Machine Learning based Algorithms and Software for Transportation and Smart Cities

Funded by NSF Cyber Physical Systems, NSF Smart Communities and Florida Department of Transportation

We are developing algorithms and software to fuse real-time feeds from video cameras and traffic sensor data to generate real-time detection, classification, and space-time trajectories of individual vehicles and pedestrians. This information is then transmitted to a cloud-based system and then synthesized to create a real-time city-wide traffic palette. Online and Offline processing, both at the edge and in the cloud, is then leveraged to achieve the following goals:

  • Smart intersections: Space-time trajectories are used to understand and improve the safety and efficiency of the intersection. Using conflict points of the vehicle-pedestrian trajectories, we identify potential collisions, or “near-misses,” and how they are related to the state of the signal cycle (transition from green to yellow, from yellow to red, etc.) and the presence of other vehicles and pedestrians. The trajectories are then aggregated into demand profiles and turn movement counts by object type, which can be effectively used to determine signal timing for different hours of the day or days of the week.
  • Smart streets: We are planning to equip the City of Gainesville’s transit buses with forward-facing cameras to continuously collect video data from streets and intersections.
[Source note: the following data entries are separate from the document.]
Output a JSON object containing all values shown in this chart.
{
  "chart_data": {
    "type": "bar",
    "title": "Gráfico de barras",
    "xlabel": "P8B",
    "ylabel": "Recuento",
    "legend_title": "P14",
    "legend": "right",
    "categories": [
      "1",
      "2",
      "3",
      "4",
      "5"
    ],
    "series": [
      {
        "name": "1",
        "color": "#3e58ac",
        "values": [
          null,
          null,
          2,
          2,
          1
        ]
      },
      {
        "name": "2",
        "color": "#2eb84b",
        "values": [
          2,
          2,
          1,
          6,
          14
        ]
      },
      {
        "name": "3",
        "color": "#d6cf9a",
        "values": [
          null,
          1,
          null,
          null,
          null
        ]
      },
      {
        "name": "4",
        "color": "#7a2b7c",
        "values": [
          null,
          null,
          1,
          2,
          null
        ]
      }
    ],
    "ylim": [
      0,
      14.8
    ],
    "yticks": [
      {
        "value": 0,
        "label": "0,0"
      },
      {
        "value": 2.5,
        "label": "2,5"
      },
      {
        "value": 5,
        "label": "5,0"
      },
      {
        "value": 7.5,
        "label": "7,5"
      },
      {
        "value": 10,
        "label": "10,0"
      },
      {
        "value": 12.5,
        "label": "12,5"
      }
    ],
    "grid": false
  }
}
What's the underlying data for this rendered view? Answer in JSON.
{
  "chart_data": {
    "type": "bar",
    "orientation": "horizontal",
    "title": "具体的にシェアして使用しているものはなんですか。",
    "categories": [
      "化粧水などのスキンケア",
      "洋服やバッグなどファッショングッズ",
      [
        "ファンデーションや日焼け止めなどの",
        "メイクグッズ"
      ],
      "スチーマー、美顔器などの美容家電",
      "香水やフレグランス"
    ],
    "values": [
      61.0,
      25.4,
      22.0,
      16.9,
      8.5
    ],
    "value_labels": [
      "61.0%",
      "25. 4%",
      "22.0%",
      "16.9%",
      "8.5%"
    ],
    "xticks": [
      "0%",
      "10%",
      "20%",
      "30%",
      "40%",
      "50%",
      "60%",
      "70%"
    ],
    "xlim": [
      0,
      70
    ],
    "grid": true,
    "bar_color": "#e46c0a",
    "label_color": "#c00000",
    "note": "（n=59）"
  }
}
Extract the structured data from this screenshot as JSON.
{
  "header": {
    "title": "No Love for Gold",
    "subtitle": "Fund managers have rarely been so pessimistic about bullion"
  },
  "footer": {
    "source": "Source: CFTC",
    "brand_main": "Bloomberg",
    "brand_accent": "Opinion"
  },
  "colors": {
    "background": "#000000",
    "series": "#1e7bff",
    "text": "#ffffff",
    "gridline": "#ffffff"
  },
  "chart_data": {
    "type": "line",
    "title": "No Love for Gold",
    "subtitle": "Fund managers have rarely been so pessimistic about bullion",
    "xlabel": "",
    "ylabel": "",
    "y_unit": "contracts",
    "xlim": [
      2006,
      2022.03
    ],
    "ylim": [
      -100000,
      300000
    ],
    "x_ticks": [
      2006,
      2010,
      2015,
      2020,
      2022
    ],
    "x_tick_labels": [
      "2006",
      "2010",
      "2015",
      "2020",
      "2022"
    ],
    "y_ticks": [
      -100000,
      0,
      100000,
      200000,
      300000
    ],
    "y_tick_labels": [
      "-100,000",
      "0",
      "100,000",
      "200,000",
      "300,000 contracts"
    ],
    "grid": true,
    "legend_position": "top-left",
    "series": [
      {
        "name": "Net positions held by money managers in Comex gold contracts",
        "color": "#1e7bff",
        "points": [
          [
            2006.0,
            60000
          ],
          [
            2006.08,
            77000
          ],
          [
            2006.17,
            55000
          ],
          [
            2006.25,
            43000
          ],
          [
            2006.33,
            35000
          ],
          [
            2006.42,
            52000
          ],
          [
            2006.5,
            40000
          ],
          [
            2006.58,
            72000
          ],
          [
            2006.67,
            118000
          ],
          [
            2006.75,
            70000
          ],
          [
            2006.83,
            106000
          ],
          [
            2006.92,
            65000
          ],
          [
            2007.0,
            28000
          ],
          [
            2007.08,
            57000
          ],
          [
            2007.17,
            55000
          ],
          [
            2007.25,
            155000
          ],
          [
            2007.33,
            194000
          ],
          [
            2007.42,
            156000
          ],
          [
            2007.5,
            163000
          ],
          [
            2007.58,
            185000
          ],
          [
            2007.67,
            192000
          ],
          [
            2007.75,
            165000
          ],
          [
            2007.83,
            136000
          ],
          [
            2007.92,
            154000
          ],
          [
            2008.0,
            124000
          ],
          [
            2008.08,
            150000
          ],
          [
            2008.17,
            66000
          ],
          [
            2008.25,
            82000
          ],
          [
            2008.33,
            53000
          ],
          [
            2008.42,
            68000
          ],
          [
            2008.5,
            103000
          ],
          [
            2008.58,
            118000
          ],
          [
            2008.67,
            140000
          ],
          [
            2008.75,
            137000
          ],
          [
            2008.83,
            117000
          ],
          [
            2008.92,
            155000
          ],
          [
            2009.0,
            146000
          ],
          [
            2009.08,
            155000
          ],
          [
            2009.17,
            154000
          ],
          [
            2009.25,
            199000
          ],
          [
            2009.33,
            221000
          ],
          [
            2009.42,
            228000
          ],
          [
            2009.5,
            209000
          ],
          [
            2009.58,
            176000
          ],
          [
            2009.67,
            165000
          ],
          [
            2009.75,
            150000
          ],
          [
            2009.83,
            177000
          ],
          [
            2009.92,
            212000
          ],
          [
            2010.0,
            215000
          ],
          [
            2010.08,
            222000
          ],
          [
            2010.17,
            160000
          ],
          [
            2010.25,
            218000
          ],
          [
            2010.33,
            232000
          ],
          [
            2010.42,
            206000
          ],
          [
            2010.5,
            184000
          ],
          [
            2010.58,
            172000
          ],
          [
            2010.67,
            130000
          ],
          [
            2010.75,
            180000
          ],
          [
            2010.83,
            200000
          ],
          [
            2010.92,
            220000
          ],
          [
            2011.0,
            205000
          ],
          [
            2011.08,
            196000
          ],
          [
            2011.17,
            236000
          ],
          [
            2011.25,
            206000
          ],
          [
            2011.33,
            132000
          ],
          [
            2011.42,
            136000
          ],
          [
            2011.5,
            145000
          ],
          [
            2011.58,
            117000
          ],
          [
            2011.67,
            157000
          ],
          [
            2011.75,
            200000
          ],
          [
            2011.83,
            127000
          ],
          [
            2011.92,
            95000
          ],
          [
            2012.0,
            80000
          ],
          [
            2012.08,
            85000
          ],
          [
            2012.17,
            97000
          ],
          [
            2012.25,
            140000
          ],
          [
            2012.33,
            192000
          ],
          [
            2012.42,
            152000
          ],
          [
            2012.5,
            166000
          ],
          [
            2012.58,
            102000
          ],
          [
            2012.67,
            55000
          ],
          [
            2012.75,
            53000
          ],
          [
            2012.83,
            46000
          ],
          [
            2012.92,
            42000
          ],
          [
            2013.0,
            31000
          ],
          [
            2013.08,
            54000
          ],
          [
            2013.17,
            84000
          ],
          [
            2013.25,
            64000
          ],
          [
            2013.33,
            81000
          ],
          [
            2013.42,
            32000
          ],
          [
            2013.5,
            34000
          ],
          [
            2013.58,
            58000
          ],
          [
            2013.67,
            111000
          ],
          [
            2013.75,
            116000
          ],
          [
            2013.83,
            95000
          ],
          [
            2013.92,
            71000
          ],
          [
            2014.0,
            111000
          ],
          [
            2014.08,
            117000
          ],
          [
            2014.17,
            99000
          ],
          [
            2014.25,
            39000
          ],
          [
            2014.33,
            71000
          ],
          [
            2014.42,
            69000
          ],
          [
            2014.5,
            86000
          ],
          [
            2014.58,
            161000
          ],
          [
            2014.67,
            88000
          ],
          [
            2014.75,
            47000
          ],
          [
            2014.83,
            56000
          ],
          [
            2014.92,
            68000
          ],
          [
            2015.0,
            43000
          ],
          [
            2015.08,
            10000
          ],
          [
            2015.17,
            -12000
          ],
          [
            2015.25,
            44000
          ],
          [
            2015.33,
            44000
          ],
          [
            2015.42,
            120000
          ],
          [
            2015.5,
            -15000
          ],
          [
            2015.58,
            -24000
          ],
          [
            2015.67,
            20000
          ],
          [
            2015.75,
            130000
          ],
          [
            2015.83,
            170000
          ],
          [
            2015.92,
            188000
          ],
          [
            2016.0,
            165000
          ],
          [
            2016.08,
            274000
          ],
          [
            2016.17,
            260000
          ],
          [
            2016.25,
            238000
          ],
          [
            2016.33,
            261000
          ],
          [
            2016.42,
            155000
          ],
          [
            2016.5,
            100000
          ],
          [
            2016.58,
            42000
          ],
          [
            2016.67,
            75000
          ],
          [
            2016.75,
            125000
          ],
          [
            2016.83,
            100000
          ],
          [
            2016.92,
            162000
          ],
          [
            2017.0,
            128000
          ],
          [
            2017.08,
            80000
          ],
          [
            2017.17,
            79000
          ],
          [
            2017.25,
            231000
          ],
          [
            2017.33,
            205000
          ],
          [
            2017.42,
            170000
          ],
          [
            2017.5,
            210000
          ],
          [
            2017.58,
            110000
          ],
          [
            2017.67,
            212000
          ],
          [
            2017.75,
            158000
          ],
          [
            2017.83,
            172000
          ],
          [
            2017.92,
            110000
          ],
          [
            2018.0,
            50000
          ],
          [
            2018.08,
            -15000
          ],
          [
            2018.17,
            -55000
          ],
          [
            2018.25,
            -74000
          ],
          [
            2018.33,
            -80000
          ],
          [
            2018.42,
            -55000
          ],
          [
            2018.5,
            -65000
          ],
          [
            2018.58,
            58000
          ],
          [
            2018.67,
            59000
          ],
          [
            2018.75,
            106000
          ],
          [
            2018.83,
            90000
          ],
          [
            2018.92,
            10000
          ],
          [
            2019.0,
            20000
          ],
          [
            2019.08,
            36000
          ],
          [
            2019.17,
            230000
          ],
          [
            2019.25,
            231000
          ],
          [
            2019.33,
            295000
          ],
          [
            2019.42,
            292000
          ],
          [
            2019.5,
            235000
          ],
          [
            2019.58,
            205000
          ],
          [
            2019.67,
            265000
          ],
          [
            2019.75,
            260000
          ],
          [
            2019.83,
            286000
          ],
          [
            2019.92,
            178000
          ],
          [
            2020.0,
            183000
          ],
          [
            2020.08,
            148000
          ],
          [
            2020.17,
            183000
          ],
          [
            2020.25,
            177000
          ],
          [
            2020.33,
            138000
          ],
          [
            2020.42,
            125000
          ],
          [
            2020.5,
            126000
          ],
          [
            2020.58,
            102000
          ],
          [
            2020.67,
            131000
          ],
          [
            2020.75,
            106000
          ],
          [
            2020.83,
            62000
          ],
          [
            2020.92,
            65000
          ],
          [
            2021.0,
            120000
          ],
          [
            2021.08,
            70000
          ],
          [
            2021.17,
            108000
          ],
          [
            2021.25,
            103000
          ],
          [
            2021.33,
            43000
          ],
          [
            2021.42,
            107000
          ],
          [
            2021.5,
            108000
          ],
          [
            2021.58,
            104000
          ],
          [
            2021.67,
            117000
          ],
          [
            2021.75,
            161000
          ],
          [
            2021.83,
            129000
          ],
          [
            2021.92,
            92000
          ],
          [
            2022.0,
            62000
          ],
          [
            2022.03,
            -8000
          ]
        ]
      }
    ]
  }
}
We expect this approach to provide very good coverage of the key roads, scalable to many cities. The video streams will then be processed on the bus and reduced to objects and trajectories which will be relayed to the cloud for storage and analysis. This will then ultimately be used for applications such as detection of pedestrians jaywalking – “mid-block crossing” – behaviors and how passengers approach or leave the transit buses at stops.
  • Smart system: Abstracting a level further, the availability of space-time trajectories from several intersections and streets makes it possible to analyze a city’s transportation system holistically. For example, data from locations upstream of a crash location can be used to determine the possibility of traffic backups and secondary crashes. We are developing efficient signal re-timing for different corridors by time of day and day of the week to reflect the changes in network demand. We are also developing machine learning techniques for real-time detection of incidents and accidents on arterial networks.
  • Smart interactions with connected and autonomous vehicles: We have developed signalized intersection control strategies and sensor fusion algorithms for jointly optimizing vehicle trajectories and signal control for a mixture of autonomous vehicles and traditional vehicles at every intersection. This approach uses short-range communication for autonomous vehicles and radar-based detection of traditional vehicles. These strategies are currently being field tested on actual signals at the Florida DoT’s TERL facility in Tallahassee and intersections in the City of Gainesville. Additionally, we are collecting data from interactions of vehicles with onboard units (that mimic the behavior of future connected vehicles) at 27 intersections in Gainesville with special roadside units.